Bruce Hiles | Photography

Since photography is a technical and process-oriented medium, I will give a few details of those things. I work in both digital and film formats. For digital, a Sony A7iii is the current choice. For film the choice breaks down to a Nikon F100 for slower black and white or color films, and a Nikon 
FE2 for faster films, handheld. For medium format film I use a Bronica S2, although rarely.

Film is sometimes flat-bed scanned with a fluid-mounting system. But more often it is  “camera scanned,” using a system from Negative Supply and Negative Lab Pro software. Although I can develop my own black and white film, more recently I have been using Ilford XP2 developed at a local lab like my color film.

I do not make prints in a darkroom. Prints are made on one of two printers from digital files: Epson Artisan 1430, and Epson Surecolor P800. The 1430 is modified to print with Jon Cone’s Piezography system.
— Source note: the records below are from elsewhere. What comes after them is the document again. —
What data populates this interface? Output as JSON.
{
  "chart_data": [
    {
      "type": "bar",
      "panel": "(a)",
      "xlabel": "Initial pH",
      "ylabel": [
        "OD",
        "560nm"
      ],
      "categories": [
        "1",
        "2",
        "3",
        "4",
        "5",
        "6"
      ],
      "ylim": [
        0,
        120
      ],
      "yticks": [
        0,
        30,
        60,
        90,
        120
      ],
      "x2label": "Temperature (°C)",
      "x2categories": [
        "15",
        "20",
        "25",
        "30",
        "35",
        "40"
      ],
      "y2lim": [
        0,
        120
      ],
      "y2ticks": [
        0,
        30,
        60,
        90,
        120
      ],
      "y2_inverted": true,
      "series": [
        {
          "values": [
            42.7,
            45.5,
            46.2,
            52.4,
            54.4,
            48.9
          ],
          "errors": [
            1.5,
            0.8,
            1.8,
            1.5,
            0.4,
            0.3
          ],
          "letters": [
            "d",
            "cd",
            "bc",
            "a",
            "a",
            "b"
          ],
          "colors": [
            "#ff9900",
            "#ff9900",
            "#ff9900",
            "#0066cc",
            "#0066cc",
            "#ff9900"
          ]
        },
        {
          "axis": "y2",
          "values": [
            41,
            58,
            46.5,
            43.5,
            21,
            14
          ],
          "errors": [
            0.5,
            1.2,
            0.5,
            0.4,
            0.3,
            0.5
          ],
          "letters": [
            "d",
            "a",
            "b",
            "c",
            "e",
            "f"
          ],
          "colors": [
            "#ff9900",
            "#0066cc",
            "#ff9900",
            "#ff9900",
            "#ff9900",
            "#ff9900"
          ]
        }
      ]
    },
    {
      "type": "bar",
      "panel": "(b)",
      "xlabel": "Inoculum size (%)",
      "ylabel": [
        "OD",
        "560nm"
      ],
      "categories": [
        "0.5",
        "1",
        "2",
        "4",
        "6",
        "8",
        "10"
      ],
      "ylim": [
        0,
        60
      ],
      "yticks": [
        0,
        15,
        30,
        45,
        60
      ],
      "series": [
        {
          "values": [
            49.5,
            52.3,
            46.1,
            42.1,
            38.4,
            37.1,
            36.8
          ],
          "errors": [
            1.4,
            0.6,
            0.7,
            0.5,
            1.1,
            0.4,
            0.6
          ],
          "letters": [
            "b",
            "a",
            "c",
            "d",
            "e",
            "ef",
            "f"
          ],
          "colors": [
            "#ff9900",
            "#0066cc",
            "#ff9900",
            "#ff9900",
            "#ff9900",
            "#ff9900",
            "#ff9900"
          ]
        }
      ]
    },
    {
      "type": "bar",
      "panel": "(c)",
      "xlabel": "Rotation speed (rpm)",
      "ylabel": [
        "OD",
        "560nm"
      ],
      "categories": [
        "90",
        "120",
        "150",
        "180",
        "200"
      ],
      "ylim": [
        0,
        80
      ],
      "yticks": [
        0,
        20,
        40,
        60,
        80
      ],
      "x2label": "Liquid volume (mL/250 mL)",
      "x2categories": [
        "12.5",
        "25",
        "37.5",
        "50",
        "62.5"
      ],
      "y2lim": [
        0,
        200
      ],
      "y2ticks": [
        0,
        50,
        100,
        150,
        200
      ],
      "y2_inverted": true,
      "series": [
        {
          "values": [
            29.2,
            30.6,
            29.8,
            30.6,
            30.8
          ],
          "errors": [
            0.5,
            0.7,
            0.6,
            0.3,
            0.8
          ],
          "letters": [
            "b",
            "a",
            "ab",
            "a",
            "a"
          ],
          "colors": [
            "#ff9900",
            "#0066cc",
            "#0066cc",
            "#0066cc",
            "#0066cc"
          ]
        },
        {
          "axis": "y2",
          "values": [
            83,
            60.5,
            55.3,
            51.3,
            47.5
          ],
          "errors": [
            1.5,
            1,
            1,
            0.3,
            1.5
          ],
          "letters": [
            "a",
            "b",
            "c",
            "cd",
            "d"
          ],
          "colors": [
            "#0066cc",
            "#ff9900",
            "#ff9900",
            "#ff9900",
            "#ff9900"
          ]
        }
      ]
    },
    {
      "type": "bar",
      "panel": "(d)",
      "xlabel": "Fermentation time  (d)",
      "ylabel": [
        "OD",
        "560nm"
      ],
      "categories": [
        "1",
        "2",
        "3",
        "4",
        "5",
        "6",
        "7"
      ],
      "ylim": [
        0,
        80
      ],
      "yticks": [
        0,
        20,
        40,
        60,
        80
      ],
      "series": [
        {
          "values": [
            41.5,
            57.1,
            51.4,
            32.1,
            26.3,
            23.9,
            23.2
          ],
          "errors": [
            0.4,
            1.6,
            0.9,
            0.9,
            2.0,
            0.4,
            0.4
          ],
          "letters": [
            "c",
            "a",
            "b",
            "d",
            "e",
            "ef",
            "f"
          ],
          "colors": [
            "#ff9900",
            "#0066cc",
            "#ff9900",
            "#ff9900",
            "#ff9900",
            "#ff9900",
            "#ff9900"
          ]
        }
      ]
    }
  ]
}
Per Jon, “Piezography is the highest-quality, and most-archival, digital black and white ink printing system ever invented” yielding tens of thousands of rich gray tones. For my black and white work I primarily use the Special Edition ink set, defined as follows: “Special Edition split-tones to display crisp neutral highlights that melds into selenium which melds into detailed Carbon shadows.”

Papers I use are Moab Somerset Museum Rag, Canson Rag Photographique and Canson Baryta Photographique II Matt. I also sometimes print on Reich CT Inkjet vellum, which yields a delicate translucent print with tones reminiscent of a platinum print.